Which SA test can detect/score this (fairly common) 'freemail' whack-a-mole?
An inbound spam was caught by SpamAssassin, flagged with BAYES_50=0.8 DCC_CHECK=1.1 DIGEST_MULTIPLE=0.293 HTML_MESSAGE=0.001 MIME_HTML_MOSTLY=0.428 MISSING_HEADERS=1.021 PYZOR_CHECK=2.5 REPLYTO_WITHOUT_TO_CC=1.552 To get to SA, it snuck by my DNSBLS, and passed SPF/DKIM/DMARC tests, Authentication-Results: dmarc.mail.example.com/876fg6sdf6876498f; dmarc=none header.from=gmail.com Authentication-Results: dkim.mail.example.com/876fg6sdf6876498f; dkim=pass (2048-bit key; unprotected) header.d=yahoo.com header.i=@yahoo.com header.b=UFAXzzUL Authentication-Results: spf.mail.example.com; spf=softfail (domain owner discourages use of this host) smtp.mailfrom=gmail.com (client-ip=212.82.96.171; helo=nm12-vm1.bullet.mail.ir2.yahoo.com; envelope-from=mrs.djoe...@gmail.com; receiver=u...@example.com) (TBH, I'm not exactly clear on how/why a msg this fake gets by all 3; need to take a closer look at that !) But, not being caught is NOT my current question. Instead, I'd like to know which specific test I can use to hit/score the 'freemail' whack-a-mole. For example, this particular email is Sent via 'freemail' @ YAHOO From 'freemail' @GMAIL ReplyTo 'freemail' @HOTMAIL Here are some of the headers Received: from nm12-vm1.bullet.mail.ir2.yahoo.com (nm12-vm1.bullet.mail.ir2.yahoo.com [212.82.96.171]) by mail.example.com (Postfix) with ESMTPS for ; Fri, 24 Jun 2016 08:26:08 -0400 (EDT) ... From: Dion Joelle Reply-To: Dion Joelle Message-ID: <#.javamail.ya...@mail.yahoo.com> What I don't see there are any of the FREEMAIL hits. Obviously, the fake freemail 'trifecta' (gmail/hotmail/yahoo) is an easy signature to hit on. I just need some guidance as to what test I need to use/configure/enable to hot/score on this patter/behavior? Jason
Re: Which SA test can detect/score this (fairly common) 'freemail' whack-a-mole?

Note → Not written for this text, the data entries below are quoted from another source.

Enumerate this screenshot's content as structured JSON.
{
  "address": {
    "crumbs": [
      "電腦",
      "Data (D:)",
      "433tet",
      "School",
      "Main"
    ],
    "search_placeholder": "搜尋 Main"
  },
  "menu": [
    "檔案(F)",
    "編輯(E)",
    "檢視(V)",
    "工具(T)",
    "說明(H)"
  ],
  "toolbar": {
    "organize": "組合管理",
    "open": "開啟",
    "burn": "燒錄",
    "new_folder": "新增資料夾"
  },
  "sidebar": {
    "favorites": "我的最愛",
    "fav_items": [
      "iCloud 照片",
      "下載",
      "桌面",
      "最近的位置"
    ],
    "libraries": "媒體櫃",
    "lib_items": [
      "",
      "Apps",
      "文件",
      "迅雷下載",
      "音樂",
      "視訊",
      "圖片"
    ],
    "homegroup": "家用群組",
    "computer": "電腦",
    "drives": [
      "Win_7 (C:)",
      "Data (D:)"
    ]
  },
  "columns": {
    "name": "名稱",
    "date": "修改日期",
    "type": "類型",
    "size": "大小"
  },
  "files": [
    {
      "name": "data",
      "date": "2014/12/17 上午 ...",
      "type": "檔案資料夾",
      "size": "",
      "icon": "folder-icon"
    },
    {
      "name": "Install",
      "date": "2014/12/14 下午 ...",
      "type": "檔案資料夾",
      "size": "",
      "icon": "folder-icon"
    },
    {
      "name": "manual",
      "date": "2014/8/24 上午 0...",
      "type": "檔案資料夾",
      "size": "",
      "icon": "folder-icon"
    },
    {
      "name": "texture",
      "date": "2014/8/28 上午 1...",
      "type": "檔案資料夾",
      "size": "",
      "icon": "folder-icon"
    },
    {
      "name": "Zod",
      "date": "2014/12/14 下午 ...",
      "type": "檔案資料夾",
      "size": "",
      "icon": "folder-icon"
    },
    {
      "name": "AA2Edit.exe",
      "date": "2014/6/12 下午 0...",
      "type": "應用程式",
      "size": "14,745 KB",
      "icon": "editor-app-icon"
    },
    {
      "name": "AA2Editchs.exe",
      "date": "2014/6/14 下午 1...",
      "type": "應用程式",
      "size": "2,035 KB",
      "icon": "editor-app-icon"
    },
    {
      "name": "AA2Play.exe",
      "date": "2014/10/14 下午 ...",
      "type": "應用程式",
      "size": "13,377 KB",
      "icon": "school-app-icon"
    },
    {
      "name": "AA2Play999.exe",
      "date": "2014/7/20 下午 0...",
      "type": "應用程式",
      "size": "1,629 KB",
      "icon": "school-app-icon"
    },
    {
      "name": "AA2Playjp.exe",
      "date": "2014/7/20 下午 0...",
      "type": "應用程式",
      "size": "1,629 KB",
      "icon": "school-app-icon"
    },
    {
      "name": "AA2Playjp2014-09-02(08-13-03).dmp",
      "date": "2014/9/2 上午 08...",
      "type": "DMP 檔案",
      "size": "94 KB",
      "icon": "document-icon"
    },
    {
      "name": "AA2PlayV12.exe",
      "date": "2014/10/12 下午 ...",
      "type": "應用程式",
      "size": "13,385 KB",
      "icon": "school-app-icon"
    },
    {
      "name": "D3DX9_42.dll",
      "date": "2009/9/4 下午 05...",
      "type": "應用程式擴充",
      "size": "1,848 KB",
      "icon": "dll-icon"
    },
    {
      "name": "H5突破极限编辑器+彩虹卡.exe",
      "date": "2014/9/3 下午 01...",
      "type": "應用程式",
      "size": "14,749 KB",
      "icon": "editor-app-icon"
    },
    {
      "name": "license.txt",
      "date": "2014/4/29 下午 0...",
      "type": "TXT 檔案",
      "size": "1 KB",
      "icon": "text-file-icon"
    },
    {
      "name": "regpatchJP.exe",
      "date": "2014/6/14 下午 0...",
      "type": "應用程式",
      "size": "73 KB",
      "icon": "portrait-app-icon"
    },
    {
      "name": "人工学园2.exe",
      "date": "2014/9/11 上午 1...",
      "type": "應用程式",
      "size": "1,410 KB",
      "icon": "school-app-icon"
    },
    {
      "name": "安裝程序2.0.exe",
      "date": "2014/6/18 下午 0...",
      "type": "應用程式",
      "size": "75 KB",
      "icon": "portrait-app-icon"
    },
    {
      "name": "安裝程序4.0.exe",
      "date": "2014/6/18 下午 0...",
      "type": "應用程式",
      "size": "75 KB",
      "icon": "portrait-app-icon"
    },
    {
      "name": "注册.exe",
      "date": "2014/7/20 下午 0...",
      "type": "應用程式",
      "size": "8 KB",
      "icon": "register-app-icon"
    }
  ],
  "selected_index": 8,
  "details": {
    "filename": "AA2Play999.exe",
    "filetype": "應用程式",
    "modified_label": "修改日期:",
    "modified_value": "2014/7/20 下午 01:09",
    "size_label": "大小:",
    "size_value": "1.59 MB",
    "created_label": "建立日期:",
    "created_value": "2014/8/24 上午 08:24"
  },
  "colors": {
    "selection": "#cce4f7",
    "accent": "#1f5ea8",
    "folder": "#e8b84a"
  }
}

On 2016-06-26 00:29, jaso...@mail-central.com wrote: Authentication-Results: dmarc.mail.example.com/876fg6sdf6876498f; dmarc=none header.from=gmail.com https://dane.sys4.de/smtp/gmail.com Authentication-Results: dkim.mail.example.com/876fg6sdf6876498f; dkim=pass (2048-bit key; unprotected) header.d=yahoo.com header.i=@yahoo.com header.b=UFAXzzUL https://dane.sys4.de/smtp/yahoo.com Authentication-Results: spf.mail.example.com; spf=softfail (domain owner discourages use of this host) smtp.mailfrom=gmail.com (client-ip=212.82.96.171; helo=nm12-vm1.bullet.mail.ir2.yahoo.com; envelope-from=mrs.djoe...@gmail.com; receiver=u...@example.com) so why not reject softfail based on it ? oh yahoo client use gmail, hmm :=) that user should use smtp auth on gmail, not use yahoo smtp servers for relaying and note DNSSEC is not needed to make it worse
Re: Which SA test can detect/score this (fairly common) 'freemail' whack-a-mole?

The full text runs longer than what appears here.